Usualmente, o carro reflete de alguma maneira a forma como a pessoa se relaciona com os seus pertences. E com os dos outros. Não se pede a ninguém que seja ultra-zeloso com o carro, mas tentar não dar os chamados ‘beijinhos’ ou encostos de portas nos carros dos outros é uma questão de civismo. Afinal, há lá coisa pior para um tipo dos automóveis do que chegar ao mesmo e ver a porta com um vinco porque o vizinho do lado se distraiu?
No meu caso, confesso, tenho um problema. Sou dos que são ultra-zelosos, quer com o carro próprio, quer com os de parque de imprensa que são cedidos para ensaios. E isso consegue levar à exasperação o mais paciente dos ‘penduras’. Por exemplo, carros com cadeirinhas de bebé são como alho para um vampiro: são de evitar. Aquela porta precisa de abrir e muito… Partilhando histórias, um dos vincos numa das portas do meu carro veio daí.
É este o tormento…
Sempre que passo por mais um daqueles lugares apertados entre carros, no qual finjo não reparar só porque há o risco de alguém lhe dar uma ‘portada’, recordo a voz de António Variações ao cantar “do que gostas já está preenchido”. E muitas vezes está.
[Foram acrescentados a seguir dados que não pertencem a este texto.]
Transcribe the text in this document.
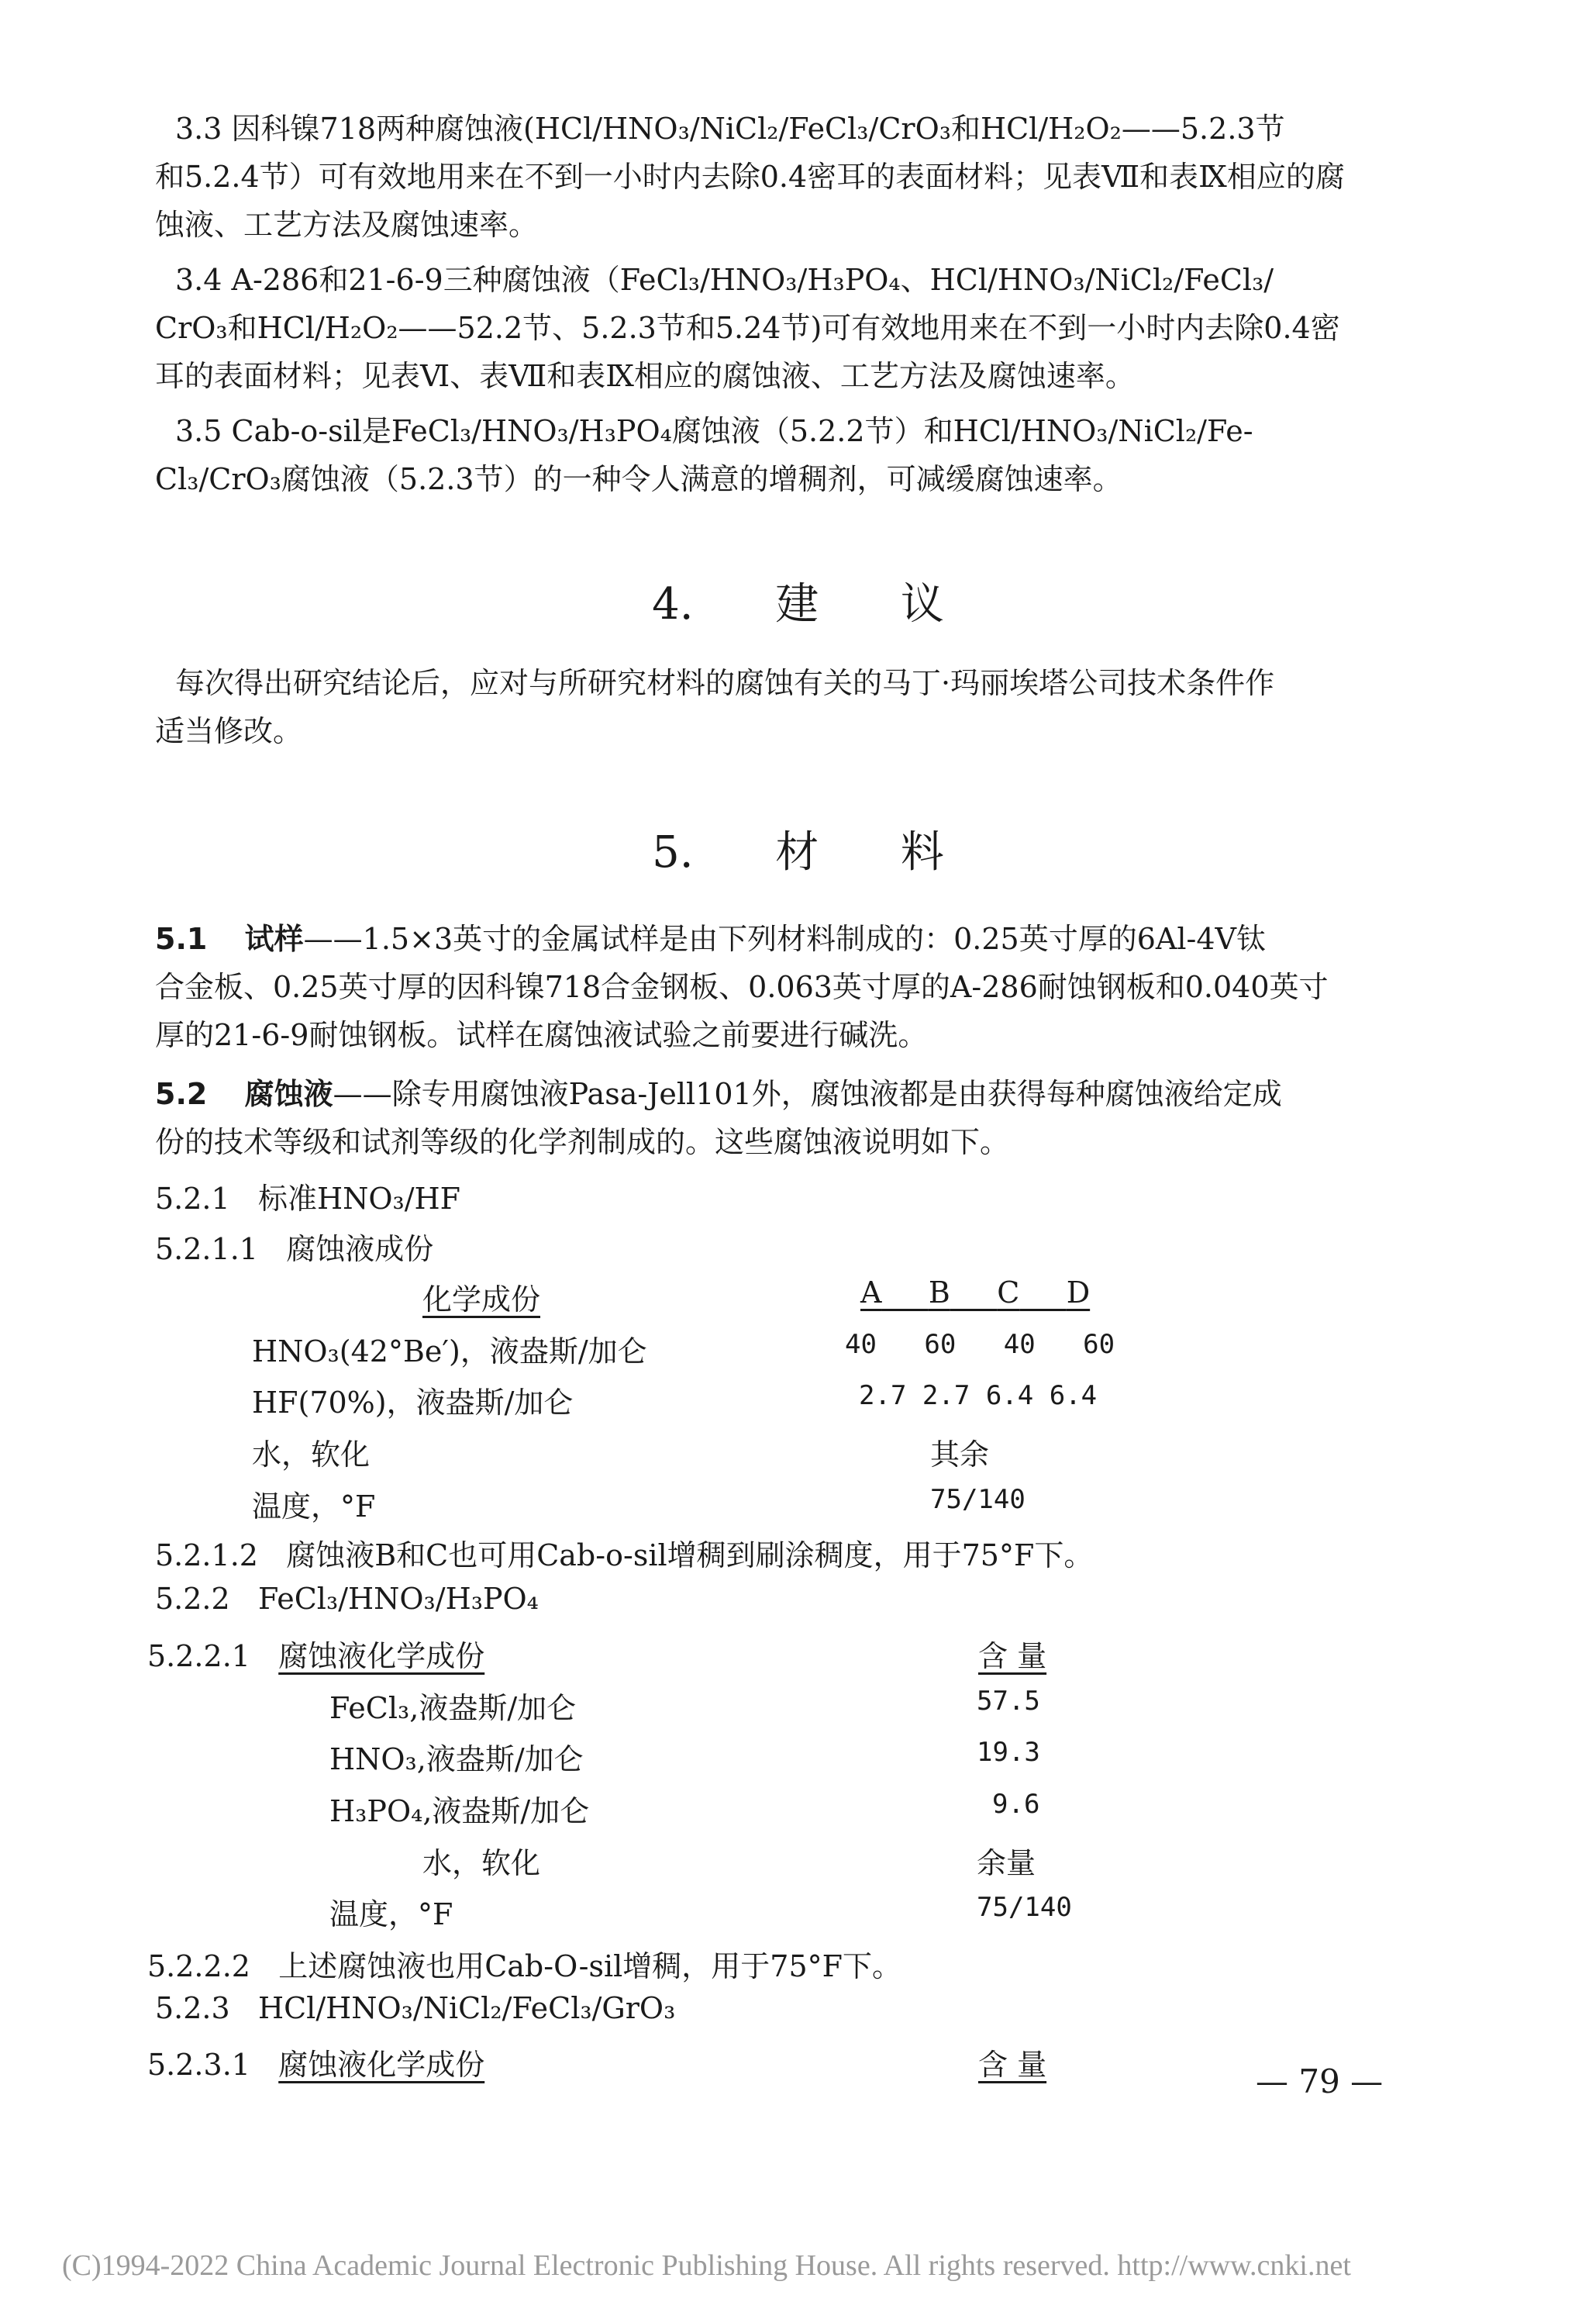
3.3 因科镍718两种腐蚀液(HCl/HNO₃/NiCl₂/FeCl₃/CrO₃和HCl/H₂O₂——5.2.3节
和5.2.4节）可有效地用来在不到一小时内去除0.4密耳的表面材料；见表Ⅶ和表Ⅸ相应的腐
蚀液、工艺方法及腐蚀速率。
3.4 A-286和21-6-9三种腐蚀液（FeCl₃/HNO₃/H₃PO₄、HCl/HNO₃/NiCl₂/FeCl₃/
CrO₃和HCl/H₂O₂——52.2节、5.2.3节和5.24节)可有效地用来在不到一小时内去除0.4密
耳的表面材料；见表Ⅵ、表Ⅶ和表Ⅸ相应的腐蚀液、工艺方法及腐蚀速率。
3.5 Cab-o-sil是FeCl₃/HNO₃/H₃PO₄腐蚀液（5.2.2节）和HCl/HNO₃/NiCl₂/Fe-
Cl₃/CrO₃腐蚀液（5.2.3节）的一种令人满意的增稠剂，可减缓腐蚀速率。
4. 建 议
每次得出研究结论后，应对与所研究材料的腐蚀有关的马丁·玛丽埃塔公司技术条件作
适当修改。
5. 材 料
5.1 试样——1.5×3英寸的金属试样是由下列材料制成的：0.25英寸厚的6Al-4V钛
合金板、0.25英寸厚的因科镍718合金钢板、0.063英寸厚的A-286耐蚀钢板和0.040英寸
厚的21-6-9耐蚀钢板。试样在腐蚀液试验之前要进行碱洗。
5.2 腐蚀液——除专用腐蚀液Pasa-Jell101外，腐蚀液都是由获得每种腐蚀液给定成
份的技术等级和试剂等级的化学剂制成的。这些腐蚀液说明如下。
5.2.1 标准HNO₃/HF
5.2.1.1 腐蚀液成份
化学成份	A B C D
HNO₃(42°Be′)，液盎斯/加仑	40 60 40 60
HF(70%)，液盎斯/加仑	2.7 2.7 6.4 6.4
水，软化	其余
温度，°F	75/140
5.2.1.2 腐蚀液B和C也可用Cab-o-sil增稠到刷涂稠度，用于75°F下。
5.2.2 FeCl₃/HNO₃/H₃PO₄
5.2.2.1 腐蚀液化学成份	含 量
FeCl₃,液盎斯/加仑	57.5
HNO₃,液盎斯/加仑	19.3
H₃PO₄,液盎斯/加仑	9.6
水，软化	余量
温度，°F	75/140
5.2.2.2 上述腐蚀液也用Cab-O-sil增稠，用于75°F下。
5.2.3 HCl/HNO₃/NiCl₂/FeCl₃/GrO₃
5.2.3.1 腐蚀液化学成份	含 量	— 79 —
(C)1994-2022 China Academic Journal Electronic Publishing House. All rights reserved. http://www.cnki.net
O artista não falava, certamente, de estacionamento urbano, mas gosto de pensar que sim. De forma que segue mais uma voltinha para encontrar um lugar que será certamente melhor do que aquele.
Quiçá, naquele que será o Santo Graal dos lugares, entre postes ou bem encostado à parede. Às vezes, não aparece e somos deixados a lamentar o desperdício que foi aquele primeiro lugar que, se calhar, até nem era assim tão mau. Sei que os aficionados por carros sentem o mesmo que eu e que, no fundo, se reconhecem na busca incessante pelo lugar mágico, mesmo sabendo que é um pouco como encontrar o bilhete mágico para visitar a fábrica de chocolate do Tio Charlie. Na maior parte das vezes não aparece. Muitas vezes, nos parques de estacionamento, andamos à roda, enquanto um qualquer transeunte franze o sobrolho, em inquietação – “Mas o que andará aquela alma tonta (ou inserir um qualquer outro insulto) a fazer, que já passou por aqui três vezes”.
A resposta verdadeira não sei, mas o que sei é que o carro me fica agradecido por garantir a sua ‘saúde’. A do pendura, essa, perde-se sempre na exasperação de uma caça ao ‘gambuzino’ dos tempos modernos.
A este respeito, admito que tenho muita curiosidade para, um dia, ver os sistemas de condução autónoma a tentarem estacionar um SUV ‘gigantone’ em garagens como aquela onde estaciono diariamente com modelos de diversas dimensões e feitios. Estacionar, entenda-se, sem levar a cor de qualquer uma das paredes como souvenir nas laterais…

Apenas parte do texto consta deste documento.